Importance of play Miguel Sicart understanding of play gives me another perspective, “Play is a dance between creation and destruction, between creativity and nihilism. Playing is a fragile, tense activity, prone to breakdowns36.” How different can be the play that I want my experience to have?. “And play is not necessarily fun. It is pleasurable, but the pleasures it creates are not always submissive to enjoyment, happiness, or positive traits. Play can be pleasurable when it hurts, offends, challenges us and teases us, and even when we are not playing. Let’s not talk about play as fun but as pleasurable, opening us to the immense variations of pleasure in this world 37.” This kind of play can open up the kind of conversation I want my audience to have by setting the right mindset.


Learning from play Seymour Papert, Media Lab founding faculty member, created a basis of a new theory of learning through construction. Children seen as designers and creators thanks to tools that he created, such as Logo (Lego Mindstorms’ programming Language). Instead of being consumers of technology, defended that learning through imaginative experimentation and creating objects that could be shared, happens best in an active knowledge constructing environment for children. “I have no doubt that this kid called the work fun because it was hard rather than in spite of being hard 38.” Seymour Papert has no doubt, too. Creating small challenges will be more effective than just letting hard to be hard inside a text book. Science might seem complex, but could be fun too! His notions of pedagogy, his innovative ideas on how to let children learn math by themselves created new aspirations in my research. I genuinely believe in his principals on education, and I want to follow them along with mine. Even if the purpose of my project is not just merely educational, I want to keep this idea of fun complexity.
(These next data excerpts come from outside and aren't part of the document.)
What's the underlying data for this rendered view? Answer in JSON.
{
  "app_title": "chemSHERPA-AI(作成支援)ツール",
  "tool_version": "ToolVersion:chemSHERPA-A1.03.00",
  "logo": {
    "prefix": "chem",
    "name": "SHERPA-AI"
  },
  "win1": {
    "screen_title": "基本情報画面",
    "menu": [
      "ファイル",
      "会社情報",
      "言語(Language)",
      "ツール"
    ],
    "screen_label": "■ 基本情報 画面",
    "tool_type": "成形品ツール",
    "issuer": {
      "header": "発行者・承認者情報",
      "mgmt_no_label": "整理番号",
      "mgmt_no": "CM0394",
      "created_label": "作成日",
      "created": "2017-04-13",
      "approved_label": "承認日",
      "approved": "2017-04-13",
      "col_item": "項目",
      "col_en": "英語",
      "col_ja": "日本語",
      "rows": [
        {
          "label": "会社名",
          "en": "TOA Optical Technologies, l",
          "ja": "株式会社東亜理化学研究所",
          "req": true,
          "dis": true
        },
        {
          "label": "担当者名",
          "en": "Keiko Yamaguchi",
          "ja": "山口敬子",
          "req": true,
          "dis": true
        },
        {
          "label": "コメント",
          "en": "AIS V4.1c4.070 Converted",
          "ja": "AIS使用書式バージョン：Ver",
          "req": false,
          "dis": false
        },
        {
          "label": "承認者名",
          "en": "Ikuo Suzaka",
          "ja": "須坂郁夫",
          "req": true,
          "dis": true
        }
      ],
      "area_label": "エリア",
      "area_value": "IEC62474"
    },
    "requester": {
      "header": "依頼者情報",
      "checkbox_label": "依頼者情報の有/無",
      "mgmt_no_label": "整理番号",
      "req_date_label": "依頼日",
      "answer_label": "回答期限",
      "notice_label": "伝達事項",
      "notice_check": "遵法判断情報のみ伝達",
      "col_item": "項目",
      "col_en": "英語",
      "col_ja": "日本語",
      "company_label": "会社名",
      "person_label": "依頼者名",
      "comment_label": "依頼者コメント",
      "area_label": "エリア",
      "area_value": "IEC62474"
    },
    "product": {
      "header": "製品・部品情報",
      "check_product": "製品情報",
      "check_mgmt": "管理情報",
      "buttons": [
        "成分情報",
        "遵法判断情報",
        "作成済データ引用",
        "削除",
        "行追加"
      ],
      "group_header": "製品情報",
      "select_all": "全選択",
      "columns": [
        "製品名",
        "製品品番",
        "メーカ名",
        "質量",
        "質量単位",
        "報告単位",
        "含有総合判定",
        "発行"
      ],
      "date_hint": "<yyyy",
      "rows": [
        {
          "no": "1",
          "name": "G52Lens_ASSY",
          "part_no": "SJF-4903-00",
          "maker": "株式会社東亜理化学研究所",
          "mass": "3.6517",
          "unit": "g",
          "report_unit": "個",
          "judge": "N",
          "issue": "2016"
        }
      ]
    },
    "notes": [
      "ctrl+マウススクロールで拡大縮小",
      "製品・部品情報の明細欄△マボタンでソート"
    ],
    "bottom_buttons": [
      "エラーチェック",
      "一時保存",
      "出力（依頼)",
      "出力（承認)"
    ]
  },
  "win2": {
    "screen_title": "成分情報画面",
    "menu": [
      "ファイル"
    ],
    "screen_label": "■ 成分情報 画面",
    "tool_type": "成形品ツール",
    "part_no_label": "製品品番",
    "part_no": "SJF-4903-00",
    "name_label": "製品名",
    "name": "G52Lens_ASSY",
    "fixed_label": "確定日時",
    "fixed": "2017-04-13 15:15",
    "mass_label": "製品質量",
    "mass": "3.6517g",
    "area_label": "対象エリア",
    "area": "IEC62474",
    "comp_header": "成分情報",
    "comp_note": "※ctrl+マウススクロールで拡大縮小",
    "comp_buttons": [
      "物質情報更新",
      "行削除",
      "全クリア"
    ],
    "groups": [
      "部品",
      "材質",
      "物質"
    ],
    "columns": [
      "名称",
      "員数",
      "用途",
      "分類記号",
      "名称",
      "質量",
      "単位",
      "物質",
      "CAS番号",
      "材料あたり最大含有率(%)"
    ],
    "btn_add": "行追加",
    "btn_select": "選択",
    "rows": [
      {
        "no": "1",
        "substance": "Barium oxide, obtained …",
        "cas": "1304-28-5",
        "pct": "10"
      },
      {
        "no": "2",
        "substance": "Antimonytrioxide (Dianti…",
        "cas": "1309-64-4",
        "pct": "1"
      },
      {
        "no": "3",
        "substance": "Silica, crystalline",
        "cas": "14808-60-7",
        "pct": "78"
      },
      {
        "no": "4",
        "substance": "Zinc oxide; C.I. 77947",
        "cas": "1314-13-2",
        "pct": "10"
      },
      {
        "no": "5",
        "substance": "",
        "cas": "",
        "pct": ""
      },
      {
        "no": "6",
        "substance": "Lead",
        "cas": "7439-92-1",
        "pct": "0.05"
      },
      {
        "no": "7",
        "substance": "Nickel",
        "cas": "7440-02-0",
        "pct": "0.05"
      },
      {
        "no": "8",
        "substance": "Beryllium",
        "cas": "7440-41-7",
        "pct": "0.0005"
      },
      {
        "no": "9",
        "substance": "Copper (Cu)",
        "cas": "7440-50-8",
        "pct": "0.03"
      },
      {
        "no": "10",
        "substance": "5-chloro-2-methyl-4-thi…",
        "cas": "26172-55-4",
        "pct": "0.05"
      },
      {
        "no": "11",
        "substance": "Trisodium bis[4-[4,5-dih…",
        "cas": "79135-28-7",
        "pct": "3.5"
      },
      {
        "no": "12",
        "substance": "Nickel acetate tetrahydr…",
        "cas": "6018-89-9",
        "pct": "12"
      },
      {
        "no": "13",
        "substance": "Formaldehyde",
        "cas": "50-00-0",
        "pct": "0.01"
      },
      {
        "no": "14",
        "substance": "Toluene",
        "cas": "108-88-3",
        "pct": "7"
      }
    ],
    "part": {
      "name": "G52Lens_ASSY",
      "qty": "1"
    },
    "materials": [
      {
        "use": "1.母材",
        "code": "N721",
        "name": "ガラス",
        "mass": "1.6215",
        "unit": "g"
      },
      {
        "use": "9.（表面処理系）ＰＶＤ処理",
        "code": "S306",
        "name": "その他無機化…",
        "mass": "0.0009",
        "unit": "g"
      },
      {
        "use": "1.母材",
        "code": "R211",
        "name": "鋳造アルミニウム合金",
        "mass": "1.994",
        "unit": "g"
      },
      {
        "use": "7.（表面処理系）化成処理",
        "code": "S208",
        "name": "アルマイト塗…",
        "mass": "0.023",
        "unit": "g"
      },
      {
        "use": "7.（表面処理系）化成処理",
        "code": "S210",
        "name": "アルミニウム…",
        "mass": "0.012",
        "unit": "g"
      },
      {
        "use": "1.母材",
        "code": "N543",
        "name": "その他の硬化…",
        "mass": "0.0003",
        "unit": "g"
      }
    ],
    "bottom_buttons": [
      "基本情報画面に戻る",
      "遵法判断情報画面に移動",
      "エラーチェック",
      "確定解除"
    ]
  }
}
Understanding haptics & senses My goal was comprehending what goes beyond sight, smell, hearing, taste and touch The senses of touch39 describes haptics, as expansion of what touch from skin can reach compared to what is privately sensed. It compares touch to hearing and seeing, that have a correspondent organ.

“Touch being a manifold of sensations, ‘feeling’ involves not only perception by touch, as we have seen, but also perception of our whole bodily state, involving interoception and somatic sensations”. This particular perception through a bodily state is what I’m interested to explore. My material and physical exploration leans towards ‘feeling’ beyond sight.